Unexpected gene polymorphism using Salmon-tximeta-DESeq2
1
0
Entering edit mode
Ray • 0
@Ray-24558
Last seen 5 months ago
Hong Kong

We're analyzing RNAseq data with a pipeline consisting of Salmon, tximeta, and DESeq2.

We have a multi-factorial experimental design, and the experiment was performed on cell lines.

On thing that surprised us is that in the result output, we observe many gene polymorphisms.

For example, for gene NLRP2 we observed multiple entries associated with different ensembl IDs ENSG00000022556, ENSG00000275082, ENSG00000275843, etc.

My question is how do we interpret data like this? And how to deal with this kind of situation? Can we add/average different entries associated with the same gene?

tximeta DESeq2 • 742 views
0
Entering edit mode
@mikelove
Last seen 54 minutes ago
United States

This is a consequence of the transcriptome you used for quantification.

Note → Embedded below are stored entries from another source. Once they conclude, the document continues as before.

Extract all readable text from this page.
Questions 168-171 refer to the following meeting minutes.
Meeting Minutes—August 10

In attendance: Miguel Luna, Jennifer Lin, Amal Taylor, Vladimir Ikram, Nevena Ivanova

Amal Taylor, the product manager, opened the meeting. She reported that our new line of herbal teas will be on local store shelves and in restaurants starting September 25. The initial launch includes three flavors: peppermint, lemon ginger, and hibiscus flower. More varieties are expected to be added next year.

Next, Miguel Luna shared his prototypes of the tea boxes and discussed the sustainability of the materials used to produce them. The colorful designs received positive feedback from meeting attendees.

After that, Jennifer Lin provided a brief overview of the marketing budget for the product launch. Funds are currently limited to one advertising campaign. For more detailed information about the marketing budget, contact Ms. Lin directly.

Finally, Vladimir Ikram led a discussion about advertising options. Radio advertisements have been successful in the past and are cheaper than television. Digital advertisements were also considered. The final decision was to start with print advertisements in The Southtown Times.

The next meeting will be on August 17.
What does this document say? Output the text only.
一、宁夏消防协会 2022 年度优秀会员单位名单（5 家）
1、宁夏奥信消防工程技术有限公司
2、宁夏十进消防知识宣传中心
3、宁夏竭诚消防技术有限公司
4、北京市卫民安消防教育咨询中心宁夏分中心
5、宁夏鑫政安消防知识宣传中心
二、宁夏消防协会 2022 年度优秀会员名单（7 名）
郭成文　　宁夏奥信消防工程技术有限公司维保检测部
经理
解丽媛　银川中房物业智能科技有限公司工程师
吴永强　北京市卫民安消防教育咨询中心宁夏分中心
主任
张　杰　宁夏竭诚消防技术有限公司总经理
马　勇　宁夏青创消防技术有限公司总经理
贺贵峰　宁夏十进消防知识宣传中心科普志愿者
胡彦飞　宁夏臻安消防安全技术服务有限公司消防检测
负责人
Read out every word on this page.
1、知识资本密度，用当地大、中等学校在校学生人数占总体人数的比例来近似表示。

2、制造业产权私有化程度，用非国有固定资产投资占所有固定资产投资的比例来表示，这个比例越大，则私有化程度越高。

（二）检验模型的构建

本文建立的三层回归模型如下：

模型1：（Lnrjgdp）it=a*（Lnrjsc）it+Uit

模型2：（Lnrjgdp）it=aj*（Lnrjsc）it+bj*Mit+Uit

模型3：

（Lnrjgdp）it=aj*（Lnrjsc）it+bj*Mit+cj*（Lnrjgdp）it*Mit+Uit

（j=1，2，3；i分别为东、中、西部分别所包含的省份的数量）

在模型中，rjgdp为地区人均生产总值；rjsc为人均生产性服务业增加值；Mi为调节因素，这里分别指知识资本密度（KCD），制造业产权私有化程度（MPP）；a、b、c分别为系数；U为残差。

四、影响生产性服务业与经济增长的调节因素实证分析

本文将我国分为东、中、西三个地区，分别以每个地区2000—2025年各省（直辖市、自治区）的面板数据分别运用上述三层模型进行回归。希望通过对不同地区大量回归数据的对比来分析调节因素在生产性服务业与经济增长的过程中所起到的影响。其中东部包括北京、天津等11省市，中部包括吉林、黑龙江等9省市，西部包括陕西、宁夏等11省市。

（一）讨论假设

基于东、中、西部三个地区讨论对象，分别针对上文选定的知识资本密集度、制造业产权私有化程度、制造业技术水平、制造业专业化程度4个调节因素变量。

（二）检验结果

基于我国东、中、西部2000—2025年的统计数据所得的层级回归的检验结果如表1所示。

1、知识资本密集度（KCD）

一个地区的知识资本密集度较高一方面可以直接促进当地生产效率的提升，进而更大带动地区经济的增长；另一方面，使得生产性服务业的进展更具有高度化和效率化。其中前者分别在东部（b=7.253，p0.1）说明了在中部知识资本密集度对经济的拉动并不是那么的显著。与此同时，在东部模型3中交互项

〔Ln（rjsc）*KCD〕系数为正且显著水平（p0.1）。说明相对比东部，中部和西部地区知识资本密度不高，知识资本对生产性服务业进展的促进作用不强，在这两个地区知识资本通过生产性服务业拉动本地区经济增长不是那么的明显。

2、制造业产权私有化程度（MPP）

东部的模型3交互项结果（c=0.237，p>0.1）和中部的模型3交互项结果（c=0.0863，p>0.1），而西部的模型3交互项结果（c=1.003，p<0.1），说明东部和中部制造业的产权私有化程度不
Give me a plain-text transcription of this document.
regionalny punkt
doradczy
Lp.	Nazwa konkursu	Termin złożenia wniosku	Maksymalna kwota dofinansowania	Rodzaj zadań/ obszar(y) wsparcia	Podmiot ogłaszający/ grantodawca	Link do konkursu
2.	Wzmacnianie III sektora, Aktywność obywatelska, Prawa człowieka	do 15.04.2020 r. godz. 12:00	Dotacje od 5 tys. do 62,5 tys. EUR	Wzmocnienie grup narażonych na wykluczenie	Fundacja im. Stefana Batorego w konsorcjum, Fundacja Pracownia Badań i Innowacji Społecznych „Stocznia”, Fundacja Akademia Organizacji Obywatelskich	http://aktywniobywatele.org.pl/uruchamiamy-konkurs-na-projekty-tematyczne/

I recommend that people working with human data use GENCODE reference transcripts, because it does not duplicate genes on haplotype chromosomes (which Ensembl does for its transcripts FASTA files). See the chromosome for the genes other than the first, they are listed as "Chromosome CHR_HSCHR19..." which is a haplotype of chr19.

Another reason is that GENCODE provides a single file, while for Ensembl you need to combine the cDNA and ncRNA files to produce a transcriptome.

0
Entering edit mode

Thanks so much for the clarification Michael.

I was indeed confused by the alternative scaffolds included in ensembl genome.

Now that you've mentioned it, I will rebuild salmon index with GENCODE reference transcriptome.

0
Entering edit mode

Oh and a further recommendation, when you use Salmon to index, specify --gencode which will clean the transcript names in the Salmon output.

0
Entering edit mode

Thank you!!

Indeed I included the --gencode flag by following a tutorial from here https://biocorecrg.github.io/RNAseq_course_2019/salmon.html :)

Right now I'm trying to extract some extra information (i.e. gene symbol, description, etc.) from the rowRanges slot. When I was using ensembl genome reference, these were automatically appended to the SummarizedExperiment object from AnnotationHub, but with GENCODE genome these information were missing.

I've tried the makeLinkedTxome() function to link a local gencode gtf file but it didn't seem to work.

Now I'm reading this vignette https://biodatascience.github.io/compbio/bioc/SE.html to see if I can add these back directly from the gencode gtf file. Any suggestions?

0
Entering edit mode

Have you tried addIds from tximeta package?

0
Entering edit mode

Just tried addIds and it worked, thanks a lot Michael!